On behalf of the Campbell family, I am pleased to say that we have settled the claims relating to Aaron's death for $1.2 million. We will now propose to the probate court that a lion's share of these funds be held in trust for Aaron's children until they are adults.

We are told that this is the most money that the City's insurer has ever paid out on a claim against the Portland Police Bureau, although in truth it does not seem like enough for the losses we have suffered. We are grateful, however, that we will not have to relive the events of that awful time, and reopen those wounds again. We are also grateful for the support that we have received from family, friends and members of the community who have supported us throughout.

We take to heart that officer-involved shootings have gone down in Portland since Aaron was killed, and choose to believe that in some measure, losing him has made our community safer from those we've armed with guns, and entrusted with the community's safety.

However, this needs to be said. During the case, our attorneys uncovered some very troubling information regarding our police policies and practices. First, we are very disappointed with Police Chief Reese's refusal to add language to the Police Bureau's use of force policy requiring in writing that officers take a person's emotional upset or mental illness into consideration as a factor when making a decision to use force. There is no good reason not to make this change.

Second, Chief Reese assured the public in disciplining the officers involved that Police Bureau policy required that before shooting to kill, the facts and

circumstances must justify the conclusion that the citizen's behavior amounts to an immediate threat to life. The Chief's investigation concluded that Aaron Campbell clearly did not present such a danger to anyone. Compare this with the fact that Officers Frashour and Lewton were going to call as witnesses at trial eleven of the trainers who teach our officers the rules. All of these trainers were to testify under oath that Chief Reese is wrong. To make this worse, the City was ready to stipulate to this testimony. This disconnect between what the Police Bureau's policy is supposed to mean and what officers are trained to do is dangerous, and puts us all at risk.

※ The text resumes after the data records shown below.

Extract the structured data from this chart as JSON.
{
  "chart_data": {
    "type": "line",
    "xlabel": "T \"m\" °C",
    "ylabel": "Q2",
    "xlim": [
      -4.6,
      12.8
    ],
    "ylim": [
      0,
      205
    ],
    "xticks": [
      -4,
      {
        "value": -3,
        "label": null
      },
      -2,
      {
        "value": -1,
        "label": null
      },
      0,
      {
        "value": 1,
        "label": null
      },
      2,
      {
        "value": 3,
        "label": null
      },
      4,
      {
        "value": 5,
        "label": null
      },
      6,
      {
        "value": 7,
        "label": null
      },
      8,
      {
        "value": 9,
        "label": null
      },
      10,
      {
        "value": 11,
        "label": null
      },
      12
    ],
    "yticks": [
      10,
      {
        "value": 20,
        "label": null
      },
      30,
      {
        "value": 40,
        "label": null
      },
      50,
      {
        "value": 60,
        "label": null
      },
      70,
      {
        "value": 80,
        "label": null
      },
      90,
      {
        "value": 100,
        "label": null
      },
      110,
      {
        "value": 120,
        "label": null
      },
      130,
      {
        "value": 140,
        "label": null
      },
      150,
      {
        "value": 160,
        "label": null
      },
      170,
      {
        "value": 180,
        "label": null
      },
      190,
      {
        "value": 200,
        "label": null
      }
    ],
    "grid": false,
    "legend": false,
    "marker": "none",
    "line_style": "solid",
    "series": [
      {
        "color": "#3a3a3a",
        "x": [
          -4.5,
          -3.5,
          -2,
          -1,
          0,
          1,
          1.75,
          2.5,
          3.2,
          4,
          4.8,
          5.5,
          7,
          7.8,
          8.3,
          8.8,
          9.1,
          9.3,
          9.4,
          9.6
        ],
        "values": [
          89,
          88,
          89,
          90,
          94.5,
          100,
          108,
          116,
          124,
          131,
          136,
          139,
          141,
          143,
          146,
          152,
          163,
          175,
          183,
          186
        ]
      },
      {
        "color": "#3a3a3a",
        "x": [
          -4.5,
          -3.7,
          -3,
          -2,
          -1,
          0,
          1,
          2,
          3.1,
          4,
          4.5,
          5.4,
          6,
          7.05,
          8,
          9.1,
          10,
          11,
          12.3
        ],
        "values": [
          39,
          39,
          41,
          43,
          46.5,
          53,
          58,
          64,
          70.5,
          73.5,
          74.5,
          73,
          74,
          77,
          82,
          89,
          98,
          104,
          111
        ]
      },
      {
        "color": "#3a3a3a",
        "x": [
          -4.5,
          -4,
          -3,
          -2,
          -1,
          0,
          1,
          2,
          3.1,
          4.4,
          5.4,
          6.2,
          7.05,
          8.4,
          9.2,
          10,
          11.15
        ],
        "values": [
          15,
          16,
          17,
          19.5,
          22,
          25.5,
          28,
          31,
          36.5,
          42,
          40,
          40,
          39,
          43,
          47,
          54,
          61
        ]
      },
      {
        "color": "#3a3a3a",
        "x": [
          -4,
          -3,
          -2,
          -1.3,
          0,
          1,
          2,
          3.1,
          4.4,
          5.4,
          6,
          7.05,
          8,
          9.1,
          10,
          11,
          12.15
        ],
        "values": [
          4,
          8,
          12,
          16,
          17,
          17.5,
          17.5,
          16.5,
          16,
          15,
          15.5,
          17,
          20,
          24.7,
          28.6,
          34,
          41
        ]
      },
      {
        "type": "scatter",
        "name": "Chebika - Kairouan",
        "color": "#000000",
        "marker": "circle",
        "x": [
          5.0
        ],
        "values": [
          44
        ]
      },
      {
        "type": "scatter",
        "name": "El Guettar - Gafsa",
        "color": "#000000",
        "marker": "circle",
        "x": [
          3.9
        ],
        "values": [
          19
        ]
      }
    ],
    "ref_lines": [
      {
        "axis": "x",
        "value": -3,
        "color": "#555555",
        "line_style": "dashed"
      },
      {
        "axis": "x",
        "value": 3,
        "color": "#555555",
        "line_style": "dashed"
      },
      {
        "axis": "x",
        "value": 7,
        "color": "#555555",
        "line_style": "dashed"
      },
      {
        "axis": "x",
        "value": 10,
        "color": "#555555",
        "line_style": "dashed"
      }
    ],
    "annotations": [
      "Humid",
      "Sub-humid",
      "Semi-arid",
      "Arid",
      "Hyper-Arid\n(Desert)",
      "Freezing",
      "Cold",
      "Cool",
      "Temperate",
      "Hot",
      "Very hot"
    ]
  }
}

And third, the Police Bureau took the position in defending this lawsuit that the City was not responsible for Aaron's death, even though admitting the death resulted from violation of its own bureau's policies. The City argued that the officers didn't need to comply with Portland's policies, but need only comply with broader state statutes regarding the use of force. Those statutes do not spell out that use of deadly force requires an immediate danger to the life of others as justification. Our city leaders need to address this duplicity and hold our police force to its own rules and regulations.

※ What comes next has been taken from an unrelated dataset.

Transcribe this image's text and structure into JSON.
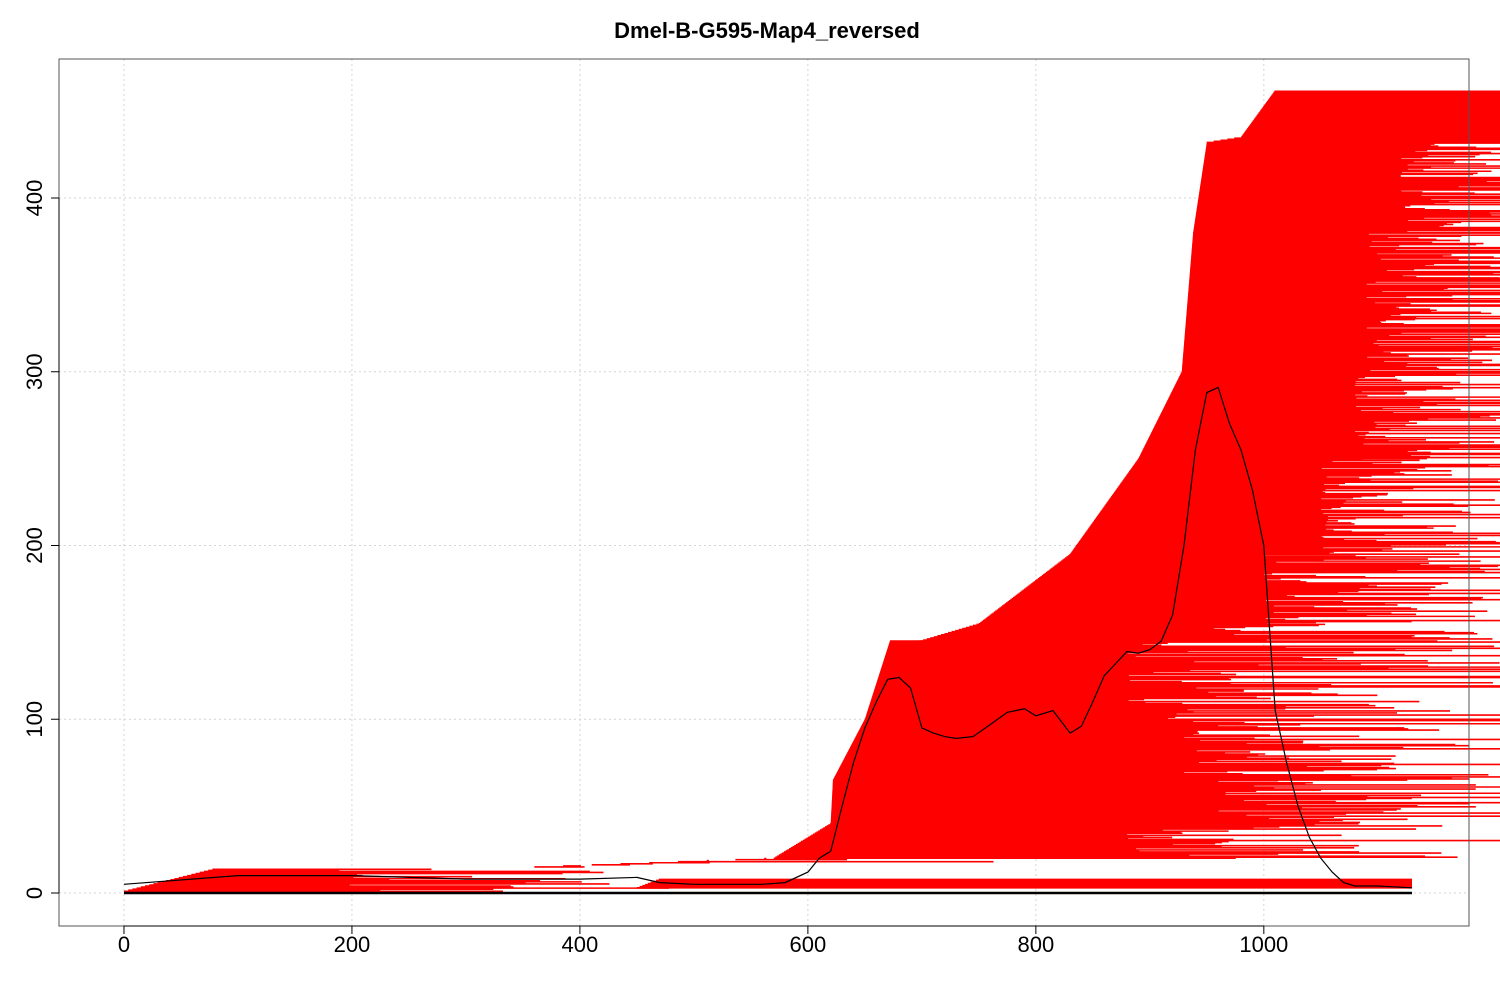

And finally as a mother, I regrettably do not believe my living sons are safe. That bond of community trust has been broken. I cannot say to them that if there is a mental health crisis ... "call the police". We have asked our attorneys to contact the United States Department of Justice to report these findings. Our hope is that the information will be of help during its on-going investigation into the use of deadly force in dealing with emotionally upset or mentally ill citizens in crisis, and help reduce the danger to the most vulnerable among us.

We ask that the media and others respect our family's privacy as we have no intention of making further comment at this time. Thank you.